There are numerous questions about how to stop Excel from interpreting text as a number, or how to output number formats with openpyxl, but I haven’t seen any solutions to this problem:
I have an Excel spreadsheet given to me by someone else, so I did not create it. When I open the file with Excel, I have certain values like “5E12” (clone numbers, if anyone cares) that appear to display correctly, but there’s a little green arrow next to each one warning me that “This appears to be a number stored as text”. Excel then asks me if I would like to convert it to a number, and if I saw yes, I get 5000000000000, which then converts automatically to scientific notation and displays 5E12 again, only this time a text output would show the full number with zeroes. Note that before the conversion, this really is text, even to Excel, and I’m only being warned/offered to convert it.
So, when reading this file in with openpyxl (from openpyxl.reader.excel import load_workbook), the 5E12 is getting converted automatically to 5000000000000. I assume that openpyxl is making the same assumption that Excel made, only the conversion happens without a prompt or input on my part.

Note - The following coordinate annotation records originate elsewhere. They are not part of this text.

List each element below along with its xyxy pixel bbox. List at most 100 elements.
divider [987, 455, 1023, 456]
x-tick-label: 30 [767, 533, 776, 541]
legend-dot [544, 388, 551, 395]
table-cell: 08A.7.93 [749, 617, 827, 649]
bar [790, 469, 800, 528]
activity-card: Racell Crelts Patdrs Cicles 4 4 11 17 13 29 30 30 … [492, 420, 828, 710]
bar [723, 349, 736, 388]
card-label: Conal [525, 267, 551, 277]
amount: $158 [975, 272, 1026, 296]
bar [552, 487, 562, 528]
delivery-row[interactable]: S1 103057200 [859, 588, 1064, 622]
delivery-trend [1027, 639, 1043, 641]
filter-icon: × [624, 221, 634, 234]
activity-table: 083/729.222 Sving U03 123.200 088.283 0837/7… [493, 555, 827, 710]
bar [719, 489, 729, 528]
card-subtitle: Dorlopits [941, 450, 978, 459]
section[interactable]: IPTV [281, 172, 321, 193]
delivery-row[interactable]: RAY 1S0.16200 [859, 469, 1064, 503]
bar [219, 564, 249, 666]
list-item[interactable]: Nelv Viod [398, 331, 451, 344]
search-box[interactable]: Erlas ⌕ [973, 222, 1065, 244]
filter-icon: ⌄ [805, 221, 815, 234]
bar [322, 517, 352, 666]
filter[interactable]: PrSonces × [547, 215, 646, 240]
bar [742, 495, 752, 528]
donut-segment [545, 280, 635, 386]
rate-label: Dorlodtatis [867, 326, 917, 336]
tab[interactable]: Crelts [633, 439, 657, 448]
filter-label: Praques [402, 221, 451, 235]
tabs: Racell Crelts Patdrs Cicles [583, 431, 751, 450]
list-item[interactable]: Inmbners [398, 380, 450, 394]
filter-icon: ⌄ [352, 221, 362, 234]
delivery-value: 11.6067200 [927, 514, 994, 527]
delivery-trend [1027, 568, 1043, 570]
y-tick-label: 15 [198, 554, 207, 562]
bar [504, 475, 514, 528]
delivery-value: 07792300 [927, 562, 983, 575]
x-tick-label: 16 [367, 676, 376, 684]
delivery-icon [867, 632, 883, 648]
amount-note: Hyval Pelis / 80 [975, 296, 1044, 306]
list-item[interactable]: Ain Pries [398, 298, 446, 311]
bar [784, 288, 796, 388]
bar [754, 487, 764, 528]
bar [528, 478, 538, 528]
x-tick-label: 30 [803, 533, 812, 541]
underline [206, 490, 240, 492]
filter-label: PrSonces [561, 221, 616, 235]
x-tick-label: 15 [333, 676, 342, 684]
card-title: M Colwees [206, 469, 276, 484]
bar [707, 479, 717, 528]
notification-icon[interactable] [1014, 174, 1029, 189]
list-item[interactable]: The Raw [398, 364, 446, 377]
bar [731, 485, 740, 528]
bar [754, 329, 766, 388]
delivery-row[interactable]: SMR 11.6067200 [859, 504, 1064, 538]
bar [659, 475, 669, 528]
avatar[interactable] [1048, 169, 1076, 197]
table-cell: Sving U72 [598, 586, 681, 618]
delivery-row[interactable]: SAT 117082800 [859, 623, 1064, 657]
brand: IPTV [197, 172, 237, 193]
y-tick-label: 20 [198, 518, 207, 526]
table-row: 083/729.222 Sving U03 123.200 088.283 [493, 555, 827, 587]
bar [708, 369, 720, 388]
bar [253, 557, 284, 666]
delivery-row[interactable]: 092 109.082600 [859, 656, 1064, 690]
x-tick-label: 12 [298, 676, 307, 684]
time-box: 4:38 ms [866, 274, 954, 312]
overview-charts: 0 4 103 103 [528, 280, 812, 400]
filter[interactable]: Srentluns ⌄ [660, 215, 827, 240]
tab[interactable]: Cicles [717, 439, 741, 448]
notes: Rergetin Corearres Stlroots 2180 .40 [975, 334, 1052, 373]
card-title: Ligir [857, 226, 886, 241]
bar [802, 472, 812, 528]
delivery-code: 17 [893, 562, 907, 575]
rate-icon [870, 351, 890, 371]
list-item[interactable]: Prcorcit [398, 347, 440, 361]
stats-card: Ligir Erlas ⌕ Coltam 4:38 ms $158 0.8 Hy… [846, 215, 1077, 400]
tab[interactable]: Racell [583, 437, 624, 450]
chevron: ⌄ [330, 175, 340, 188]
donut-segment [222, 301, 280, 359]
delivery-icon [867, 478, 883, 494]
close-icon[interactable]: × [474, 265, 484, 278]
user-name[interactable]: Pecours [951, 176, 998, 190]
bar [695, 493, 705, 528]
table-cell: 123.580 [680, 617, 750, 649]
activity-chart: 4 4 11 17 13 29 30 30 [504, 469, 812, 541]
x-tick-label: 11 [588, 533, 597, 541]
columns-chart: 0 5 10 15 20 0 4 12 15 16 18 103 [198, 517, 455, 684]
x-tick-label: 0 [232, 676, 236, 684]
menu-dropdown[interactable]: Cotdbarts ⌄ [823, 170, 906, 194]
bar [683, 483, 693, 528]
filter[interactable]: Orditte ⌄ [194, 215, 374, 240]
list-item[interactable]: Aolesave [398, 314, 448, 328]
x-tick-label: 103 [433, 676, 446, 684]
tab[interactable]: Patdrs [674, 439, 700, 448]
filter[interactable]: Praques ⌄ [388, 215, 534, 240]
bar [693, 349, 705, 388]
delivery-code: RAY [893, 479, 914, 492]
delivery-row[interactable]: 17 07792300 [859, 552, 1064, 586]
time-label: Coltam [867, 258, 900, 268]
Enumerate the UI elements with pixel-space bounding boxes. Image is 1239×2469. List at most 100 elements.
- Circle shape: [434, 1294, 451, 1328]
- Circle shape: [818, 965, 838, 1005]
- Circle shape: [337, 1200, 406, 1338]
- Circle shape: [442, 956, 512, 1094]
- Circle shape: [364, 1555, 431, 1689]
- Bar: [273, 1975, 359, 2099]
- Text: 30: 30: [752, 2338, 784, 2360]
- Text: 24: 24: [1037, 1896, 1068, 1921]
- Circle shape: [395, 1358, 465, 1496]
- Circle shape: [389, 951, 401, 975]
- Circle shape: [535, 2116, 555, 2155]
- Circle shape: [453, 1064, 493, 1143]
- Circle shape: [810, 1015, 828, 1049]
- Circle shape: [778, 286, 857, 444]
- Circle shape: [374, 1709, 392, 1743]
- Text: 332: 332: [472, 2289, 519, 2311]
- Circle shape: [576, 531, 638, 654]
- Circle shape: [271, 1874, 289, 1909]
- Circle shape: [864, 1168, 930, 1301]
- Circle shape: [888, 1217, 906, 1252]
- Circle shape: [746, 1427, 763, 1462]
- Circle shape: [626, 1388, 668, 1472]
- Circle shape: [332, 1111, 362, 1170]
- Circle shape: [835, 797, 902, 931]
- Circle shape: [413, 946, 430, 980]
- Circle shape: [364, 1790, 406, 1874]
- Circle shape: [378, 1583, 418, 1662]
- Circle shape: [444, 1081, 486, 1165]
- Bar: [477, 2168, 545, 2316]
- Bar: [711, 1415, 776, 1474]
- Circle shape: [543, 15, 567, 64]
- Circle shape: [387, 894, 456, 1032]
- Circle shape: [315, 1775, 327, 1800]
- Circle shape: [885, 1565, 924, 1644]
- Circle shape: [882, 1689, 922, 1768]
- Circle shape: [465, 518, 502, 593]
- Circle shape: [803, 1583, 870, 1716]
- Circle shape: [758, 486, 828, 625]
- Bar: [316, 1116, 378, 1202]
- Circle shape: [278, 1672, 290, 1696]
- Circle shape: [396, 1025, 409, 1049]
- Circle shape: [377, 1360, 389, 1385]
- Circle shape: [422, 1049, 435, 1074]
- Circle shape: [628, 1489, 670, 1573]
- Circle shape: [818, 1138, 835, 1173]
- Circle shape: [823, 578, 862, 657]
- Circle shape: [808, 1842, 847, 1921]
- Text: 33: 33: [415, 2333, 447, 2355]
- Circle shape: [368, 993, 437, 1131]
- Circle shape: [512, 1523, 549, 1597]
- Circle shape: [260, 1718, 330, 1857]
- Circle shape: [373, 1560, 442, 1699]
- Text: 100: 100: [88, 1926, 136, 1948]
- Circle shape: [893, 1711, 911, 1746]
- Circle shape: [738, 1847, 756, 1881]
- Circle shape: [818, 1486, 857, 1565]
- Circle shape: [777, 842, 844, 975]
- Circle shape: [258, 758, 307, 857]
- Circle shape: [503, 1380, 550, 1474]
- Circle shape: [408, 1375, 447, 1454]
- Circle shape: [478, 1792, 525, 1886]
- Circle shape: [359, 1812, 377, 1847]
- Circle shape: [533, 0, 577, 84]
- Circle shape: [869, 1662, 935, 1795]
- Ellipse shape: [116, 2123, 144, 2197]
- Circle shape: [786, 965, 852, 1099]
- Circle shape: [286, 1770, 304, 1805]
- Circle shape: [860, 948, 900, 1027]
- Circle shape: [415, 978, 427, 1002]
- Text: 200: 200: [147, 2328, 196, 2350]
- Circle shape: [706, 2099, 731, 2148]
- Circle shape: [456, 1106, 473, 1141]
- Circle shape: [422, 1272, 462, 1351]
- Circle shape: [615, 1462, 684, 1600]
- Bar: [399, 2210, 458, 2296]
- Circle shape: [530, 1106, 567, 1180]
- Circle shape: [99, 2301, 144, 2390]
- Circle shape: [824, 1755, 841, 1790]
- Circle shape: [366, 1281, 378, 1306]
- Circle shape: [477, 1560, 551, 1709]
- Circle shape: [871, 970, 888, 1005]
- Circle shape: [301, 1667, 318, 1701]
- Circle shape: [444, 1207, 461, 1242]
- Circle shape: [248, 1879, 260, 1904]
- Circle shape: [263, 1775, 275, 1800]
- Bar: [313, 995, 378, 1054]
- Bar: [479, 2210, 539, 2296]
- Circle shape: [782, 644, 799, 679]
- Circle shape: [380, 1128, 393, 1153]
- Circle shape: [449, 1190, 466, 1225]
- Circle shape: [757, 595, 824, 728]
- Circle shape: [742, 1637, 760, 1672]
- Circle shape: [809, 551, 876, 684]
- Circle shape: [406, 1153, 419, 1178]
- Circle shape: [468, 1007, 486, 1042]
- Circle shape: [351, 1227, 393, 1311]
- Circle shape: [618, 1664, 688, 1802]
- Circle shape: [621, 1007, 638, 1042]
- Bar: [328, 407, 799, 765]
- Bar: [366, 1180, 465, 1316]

How can I prevent this from happening? I do not want text that look like “numbers stored as text” to convert to numbers. They are text unless I say so.
So far, the only solution I have found is to add single quotes to the front of each cell, but this is not an ideal solution, as it’s manual labor rather than a programmatic solution. Also, the solution needs to be general, since I don’t always know where this problem might occur (I’m reading millions of lines per day, so I don’t want to have to do anything by hand).
I think this is a problem with openpyxl. There is a google group discussion from the beginning of 2011 that mentions this problem, but assumes it’s too rare to matter. https://groups.google.com/forum/?fromgroups=#!topic/openpyxl-users/HZfpShMp8Tk
So, any suggestions?
If you want to use
openpyxl again (for whatever reason), the following changes to the worksheet reader routine do the trick of keeping the strings as strings:
diff –git a/openpyxl/reader/worksheet.py b/openpyxl/reader/worksheet.py
--- a/openpyxl/reader/worksheet.py +++ b/openpyxl/reader/worksheet.py @@ -134,8 +134,10 @@ data_type = element.get('t', 'n') if data_type == Cell.TYPE_STRING: value = string_table.get(int(value)) - - ws.cell(coordinate).value = value + ws.cell(coordinate).set_value_explicit(value=value, + data_type=Cell.TYPE_STRING) + else: + ws.cell(coordinate).value = value # to avoid memory exhaustion, clear the item after use element.clear()
Cell.value is a property and on assignment call
Cell._set_value, which then does a
Cell.bind_value which according to the method’s doc: “Given a value, infer type and display options”. As the types of the values are in the XML file those should be taken (here I only do that for strings) instead of doing something ‘smart’.
As you can see from the code, the test whether it is a string was already there.